RALEIGH, N.C. (AP) — Members of the North Carolina General Assembly's new Republican majority showed with one of their first acts Thursday they want to add the state to the fight over the federal health care overhaul law.
The House Judiciary Committee voted 23-16 along party lines to approve legislation that aims to block a provision of the federal law requiring Americans to buy insurance beginning in 2014 or pay a penalty.
"This is designed to protect the vast majority of our citizens from what we believe is an unjustified incursion of government power," said House Majority Leader Paul Stam, R-Wake, who sponsored the bill. "It's the first time, as a condition of living and breathing, that you are required to buy a product."
The measure could see a vote in the full House as early as next week. If approved there, it would head to the GOP-dominated Senate.
Republican legislative candidates made challenging the health care law one of their top 10 campaign promises last fall.
GOP lawmakers said the bill is designed to force Attorney General Roy Cooper, a Democrat, to join 26 other states in a lawsuit challenging the constitutionality of the insurance mandate. Cooper has refused to join litigation by other states.
The bill would require the attorney general to defend any new state law banning the insurance mandate, as well as individuals who resist the federal provision.
"His oath of office requires him to enforce the laws that we pass," Stam said.
Cooper said he must uphold state and federal laws, but if they conflict, the U.S. Constitution and federal law prevails and the mandate must be enforced.

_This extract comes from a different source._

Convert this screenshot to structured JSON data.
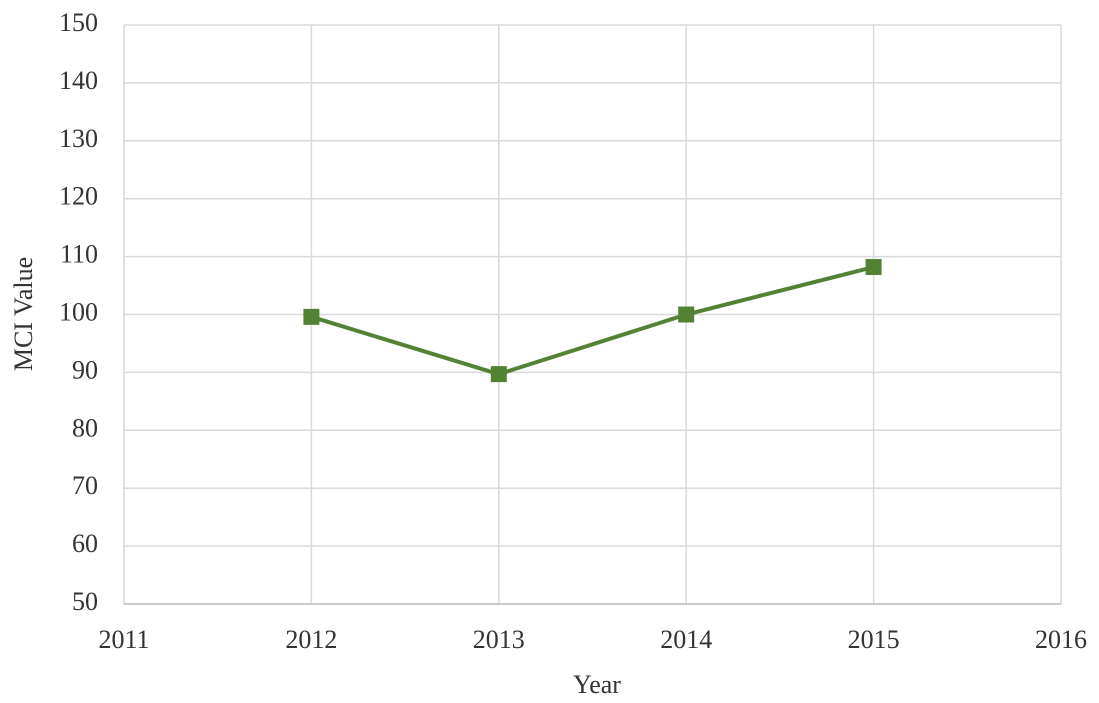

"A state law that authorizes North Carolina citizens to violate federal law could be found to be unconstitutional. The federal health law is deemed constitutional until the federal appellate courts conclude otherwise," he said in a statement.
Democrats argue that requiring people to purchase insurance reduces overall costs, including that of treating the uninsured.
"Is it your position that there are people in North Carolina that never require medical care?" House Minority Leader Joe Hackney, D-Orange, asked Stam. "You're saying that they have the right to have other people pay for it."
The federal law is designed to extend health care coverage to 32 million uninsured Americans and make coverage more affordable to millions of others by expanding the reach of Medicaid and creating new subsidies. Insurance companies would be prohibited from refusing coverage to people with illnesses and individuals could buy policies on newly created exchanges.
About one in five North Carolina residents under age 65 lacks health insurance, one of the country's worst percentages, according to Census Bureau data.
If the federal law's insurance requirement takes effect in 2014, more than half of the 1.6 million people without insurance would likely buy coverage, according to an estimate by legislative analysts. If the federal law survives to 2014 without the mandate, about 80 percent of the uninsured would stay that way, analysts estimated.
Democrats also questioned why North Carolina should spend thousands of dollars to join a fight other states are already waging when it has a $3.7 billion spending gap that must be closed in next year's recession-battered budget.
"Whatever costs are involved with fighting it out, why not let them pay? I don't see any reason we're jumping into that fight," said Rep. Phil Haire, D-Jackson.
"Adding our state to the lawsuit adds a little extra weight," Stam said.